Jessica has received multiple awards in recognition of her work, including the NSF CAREER Award, Sloan Research Fellowship, Johnson & Johnson WiSTEM2D Math Scholar Award, MIT Technology Review 35 Innovators Under 35 China, Harvard Radcliffe Fellowship, COPSS Emerging Leader Award, and ISCB Overton Prize.
Remo Rohs
USC
USA
Remo Rohs is a Professor of Quantitative and Computational Biology, Chemistry, Physics and Astronomy, and Computer Science at the University of Southern California. In his research, he integrates the fields of genomics and structural biology through studies of transcription factor binding to the genome. He and his team develop and apply methods that provide mechanistic insights into protein-DNA binding across multiple scales. These include the high-throughput prediction of DNA structural properties, statistical machine learning and deep learning methods to identity structural readout modes, molecular simulations, and experimental protein-DNA binding assays.
Rohs is also the Founding Chair of the Department of Quantitative and Computational Biology at the University of Southern California, where he leads the historically first Ph.D. Program in Computational Biology and Bioinformatics and a new undergraduate major in Quantitative Biology that he established. Rohs’ research is funded by the National Institutes of Health and the Human Frontier Science Program. Rohs is an Alfred P. Sloan Research Fellow and an elected Fellow of the American Association for the Advancement of Science.
David Van Valen
Caltech
USA
Our group studies how living systems and their respective viruses encode and decode information about their internal state and their environment by combining ideas from cell biology and physics with recent advances in imaging, machine learning, and genomics to make novel measurements. Active research directions in our group include:
Host-virus interactions during viral decision making
How do viruses access information about their host cell's environment and internal state? How does this information flow to key decision points in the viral lifecycle? We are answering this question for temperate bacteriophage using functional genomics and high-throughput single-cell imaging.

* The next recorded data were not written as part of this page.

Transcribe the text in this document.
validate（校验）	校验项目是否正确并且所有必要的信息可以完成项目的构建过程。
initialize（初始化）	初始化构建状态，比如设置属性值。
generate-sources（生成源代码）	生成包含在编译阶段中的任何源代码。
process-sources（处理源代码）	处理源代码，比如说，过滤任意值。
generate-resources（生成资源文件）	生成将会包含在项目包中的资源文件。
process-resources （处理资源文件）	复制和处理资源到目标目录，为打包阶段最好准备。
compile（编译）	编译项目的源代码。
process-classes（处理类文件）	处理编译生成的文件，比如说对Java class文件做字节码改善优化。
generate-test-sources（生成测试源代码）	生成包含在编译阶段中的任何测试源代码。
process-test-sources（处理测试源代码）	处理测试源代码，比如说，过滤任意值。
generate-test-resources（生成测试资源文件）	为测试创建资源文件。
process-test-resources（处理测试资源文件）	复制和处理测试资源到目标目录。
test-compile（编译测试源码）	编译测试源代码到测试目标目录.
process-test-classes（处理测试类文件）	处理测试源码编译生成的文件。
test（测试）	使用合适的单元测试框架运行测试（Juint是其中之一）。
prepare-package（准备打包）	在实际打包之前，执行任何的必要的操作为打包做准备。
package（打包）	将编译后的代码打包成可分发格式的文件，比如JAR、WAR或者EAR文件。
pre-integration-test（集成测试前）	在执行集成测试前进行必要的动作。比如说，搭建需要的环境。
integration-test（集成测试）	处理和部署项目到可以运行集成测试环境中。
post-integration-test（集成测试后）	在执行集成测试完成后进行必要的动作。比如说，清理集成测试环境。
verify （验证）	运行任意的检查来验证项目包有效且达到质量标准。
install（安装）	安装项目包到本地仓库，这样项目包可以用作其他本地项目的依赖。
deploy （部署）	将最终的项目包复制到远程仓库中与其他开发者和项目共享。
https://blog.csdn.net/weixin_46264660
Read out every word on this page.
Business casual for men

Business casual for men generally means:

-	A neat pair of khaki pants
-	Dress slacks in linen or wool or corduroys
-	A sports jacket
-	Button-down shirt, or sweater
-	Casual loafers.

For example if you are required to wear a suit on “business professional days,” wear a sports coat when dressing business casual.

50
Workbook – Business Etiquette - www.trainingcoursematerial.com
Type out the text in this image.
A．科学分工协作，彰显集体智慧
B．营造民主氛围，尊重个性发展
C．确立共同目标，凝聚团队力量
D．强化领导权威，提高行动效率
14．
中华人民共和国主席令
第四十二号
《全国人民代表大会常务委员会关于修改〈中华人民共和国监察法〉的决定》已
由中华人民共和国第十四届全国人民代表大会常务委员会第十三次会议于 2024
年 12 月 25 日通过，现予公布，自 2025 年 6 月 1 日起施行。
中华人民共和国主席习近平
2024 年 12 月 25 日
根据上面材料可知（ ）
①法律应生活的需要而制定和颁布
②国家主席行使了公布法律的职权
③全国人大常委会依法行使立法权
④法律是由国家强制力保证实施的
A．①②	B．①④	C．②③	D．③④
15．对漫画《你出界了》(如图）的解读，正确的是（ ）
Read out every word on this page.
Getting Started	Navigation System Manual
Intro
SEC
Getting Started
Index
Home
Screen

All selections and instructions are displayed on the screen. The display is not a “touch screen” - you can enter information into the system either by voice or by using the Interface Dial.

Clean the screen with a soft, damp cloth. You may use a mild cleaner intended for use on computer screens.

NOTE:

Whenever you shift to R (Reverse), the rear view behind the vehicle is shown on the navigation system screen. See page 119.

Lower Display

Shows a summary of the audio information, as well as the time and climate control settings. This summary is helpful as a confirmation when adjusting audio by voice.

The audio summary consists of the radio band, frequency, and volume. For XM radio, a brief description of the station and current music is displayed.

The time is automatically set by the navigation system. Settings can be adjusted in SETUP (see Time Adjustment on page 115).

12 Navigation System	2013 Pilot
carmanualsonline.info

Deep learning for single-cell biology
One of the major computational challenges of analyzing modern imaging experiments is image segmentation, that is determining which parts of a microscope image correspond to which individual cell. Our prior work has demonstrated that deep learning is a natural solution for this problem. We are currently developing the next generation of deep learning algorithms that can analyze dynamic data from live-cell imaging experiments as well as multi-dimensional data from spatial genomics experiments.
Integrated measurements of signaling and gene expression
Mammalian cells use dynamics to expand the information encoding capacity of their signaling networks, but how these dynamics are decoded into patterns of gene expression is less clear. Recent technological advances have made it possible to measure signaling dynamics and genome wide gene expression profiles in the same individual cell. We are working to merge live-cell imaging and spatial genomics data to quantify information transmission in signaling networks involved in the anti-viral response.